Initially, I was stonewalled with: --- Thank you for reaching out to us directly to clarify this matter.

In accordance with German law, we are not permitted to disclose internal information to third parties or to review or verify the content of any potential abuse reports. As a matter of fact, we neither can confirm nor deny what is described in that thread. We want to assure you that our abuse team handles cases with care and sets reasonable deadlines and measures based on the gravity of the allegation.

---

I asked about what processes and controls they have in place to prevent fraud, and the written policies and timetables, and they didn't appear to understand English well enough to answer, they thought I was talking about other common forms of abuse rather than fraud.
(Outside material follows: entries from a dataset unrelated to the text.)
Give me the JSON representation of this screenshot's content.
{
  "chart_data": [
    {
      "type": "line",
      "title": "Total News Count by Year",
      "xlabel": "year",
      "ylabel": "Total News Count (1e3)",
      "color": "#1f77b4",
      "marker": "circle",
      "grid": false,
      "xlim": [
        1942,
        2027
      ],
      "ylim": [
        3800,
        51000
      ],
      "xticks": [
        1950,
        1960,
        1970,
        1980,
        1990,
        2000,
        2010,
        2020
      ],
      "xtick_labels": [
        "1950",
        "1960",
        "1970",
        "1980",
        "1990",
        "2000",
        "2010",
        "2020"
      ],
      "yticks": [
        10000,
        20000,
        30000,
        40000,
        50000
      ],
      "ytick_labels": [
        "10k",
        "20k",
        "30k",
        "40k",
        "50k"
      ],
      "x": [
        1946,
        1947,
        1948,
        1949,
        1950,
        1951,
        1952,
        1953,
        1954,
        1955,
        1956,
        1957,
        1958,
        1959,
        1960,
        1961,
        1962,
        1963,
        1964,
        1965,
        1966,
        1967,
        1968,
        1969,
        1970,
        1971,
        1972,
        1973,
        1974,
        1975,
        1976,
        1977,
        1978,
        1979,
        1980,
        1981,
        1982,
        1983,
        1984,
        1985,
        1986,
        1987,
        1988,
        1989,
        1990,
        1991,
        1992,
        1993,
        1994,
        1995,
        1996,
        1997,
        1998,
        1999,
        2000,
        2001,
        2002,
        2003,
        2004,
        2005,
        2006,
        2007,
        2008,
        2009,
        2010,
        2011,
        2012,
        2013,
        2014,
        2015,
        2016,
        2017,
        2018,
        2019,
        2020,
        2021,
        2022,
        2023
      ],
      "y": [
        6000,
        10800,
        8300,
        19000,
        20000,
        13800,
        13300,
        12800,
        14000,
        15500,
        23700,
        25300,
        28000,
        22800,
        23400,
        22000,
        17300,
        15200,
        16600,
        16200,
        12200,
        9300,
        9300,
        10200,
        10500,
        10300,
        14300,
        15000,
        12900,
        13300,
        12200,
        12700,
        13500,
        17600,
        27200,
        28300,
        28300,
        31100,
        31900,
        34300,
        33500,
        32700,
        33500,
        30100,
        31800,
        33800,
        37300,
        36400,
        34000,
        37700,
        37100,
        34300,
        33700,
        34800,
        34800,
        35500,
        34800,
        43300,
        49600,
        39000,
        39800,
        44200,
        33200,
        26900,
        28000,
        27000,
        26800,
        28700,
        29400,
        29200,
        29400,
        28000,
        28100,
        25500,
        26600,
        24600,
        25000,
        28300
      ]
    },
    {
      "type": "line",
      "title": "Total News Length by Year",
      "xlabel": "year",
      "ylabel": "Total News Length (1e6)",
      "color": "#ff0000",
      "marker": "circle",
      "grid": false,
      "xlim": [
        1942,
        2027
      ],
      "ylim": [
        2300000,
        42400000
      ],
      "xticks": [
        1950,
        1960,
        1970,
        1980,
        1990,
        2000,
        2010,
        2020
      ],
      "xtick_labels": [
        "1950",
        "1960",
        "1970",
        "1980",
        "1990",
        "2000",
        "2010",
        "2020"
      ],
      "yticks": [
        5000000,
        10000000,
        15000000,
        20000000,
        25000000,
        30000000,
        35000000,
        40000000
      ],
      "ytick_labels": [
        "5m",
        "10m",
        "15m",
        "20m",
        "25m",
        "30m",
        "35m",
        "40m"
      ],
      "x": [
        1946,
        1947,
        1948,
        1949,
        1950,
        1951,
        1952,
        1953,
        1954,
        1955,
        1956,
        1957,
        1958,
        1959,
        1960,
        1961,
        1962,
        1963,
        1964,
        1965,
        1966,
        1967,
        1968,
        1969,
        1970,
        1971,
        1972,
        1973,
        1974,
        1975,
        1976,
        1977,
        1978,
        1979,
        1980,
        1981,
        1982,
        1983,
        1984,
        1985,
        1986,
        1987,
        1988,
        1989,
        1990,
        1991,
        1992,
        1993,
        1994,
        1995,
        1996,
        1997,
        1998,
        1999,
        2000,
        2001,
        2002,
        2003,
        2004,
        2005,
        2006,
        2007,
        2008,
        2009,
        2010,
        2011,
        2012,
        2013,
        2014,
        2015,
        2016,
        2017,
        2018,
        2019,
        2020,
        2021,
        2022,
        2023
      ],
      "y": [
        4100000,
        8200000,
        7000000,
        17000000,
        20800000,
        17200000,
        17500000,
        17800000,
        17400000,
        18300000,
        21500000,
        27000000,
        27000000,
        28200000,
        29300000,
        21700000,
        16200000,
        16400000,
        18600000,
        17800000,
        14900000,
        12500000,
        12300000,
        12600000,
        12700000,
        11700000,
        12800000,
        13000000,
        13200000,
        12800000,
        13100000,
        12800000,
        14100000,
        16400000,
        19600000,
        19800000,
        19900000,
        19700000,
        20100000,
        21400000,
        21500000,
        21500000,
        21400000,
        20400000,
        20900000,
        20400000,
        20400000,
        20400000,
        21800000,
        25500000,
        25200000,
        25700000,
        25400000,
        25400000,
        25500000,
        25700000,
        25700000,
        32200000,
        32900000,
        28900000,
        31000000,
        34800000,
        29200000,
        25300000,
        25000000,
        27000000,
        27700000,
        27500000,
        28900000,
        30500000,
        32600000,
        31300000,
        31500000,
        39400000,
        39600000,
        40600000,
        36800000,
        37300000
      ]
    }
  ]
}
As a customer, they were unable to provide me with any kind of written policy, adversarial response schedule, or other controls commonly needed to mitigate fraud.

No details or specifics on their policies, other than what they refer to as 'reasonable' time tables based on the allegation which are not clarified further.

It appears they consider multiple complaints more severe regardless of the legitimacy of the claims which they don't appear to evaluate prior to shutdown, and their Abuse Team decides on a case-by-case basis what actions are to be taken, and the response times allowed.

As a result, it appears this provider has an unreasonable amount of counter-party risk associated with it. Any company could file a claim, and hold your business hostage (as OP described).

What's worse, if they suspend or terminate your account as a result without notice; any monitoring that might have alerted you so that you could respond more quickly would likely not function correctly and fail silently without a cross-platform investment.